Still a pretty big 1:0 for Go
Note: The 2 tests were done one 2 different machines.


Great, thanks for this little comparison 😉
This was the best Go vs Dart comparison. Good job mate!
I think this is an unfair comparison because the go code is multi-threaded but the dart code isn’t, as the HTTP server is a very basic implementation.
I found a framework that is supposed to be multi-threaded (https://aqueduct.io/) and did a simple test with it and it is a bit better (my results with the same test as in here were ~200k req/s for go and ~10k req/s for the implementation here, and ~35k req/s for aqueduct with 4 threads too). Another catch is dart can be compiled to native code or run a VM, but not all packages work compiled as native code, and this aqueduct framework uses one of them so I had to do the test in the VM.
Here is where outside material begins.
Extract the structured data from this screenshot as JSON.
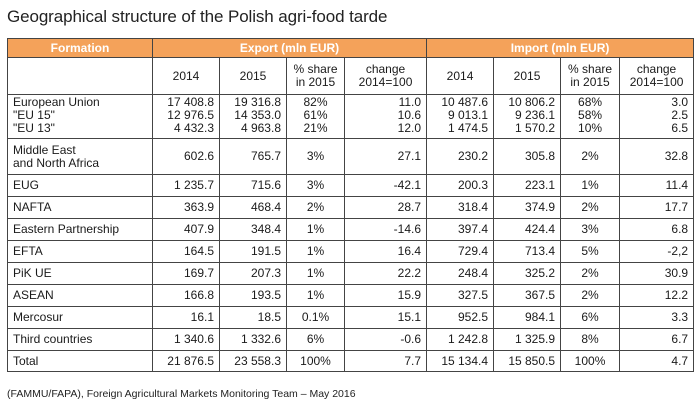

Because of this I tried (very hard) to do a simple implementation using a pool of Isolates (threads) with plain dart but failed, mainly because isolate can only communicate via messages that can only be of primitive types (int, String, etc.), so I can’t really reply to requests in other threads.
I was really interested in knowing how dart performance compares to go, and this was an interesting example. It’s a bit sad to realize that dart isn’t even capable to offer a multi-threading flexible enough to implement a decent web server…
Thank you for your insights, Luca. I have added new results with a GOMAXPROCS=1 in Go’s case.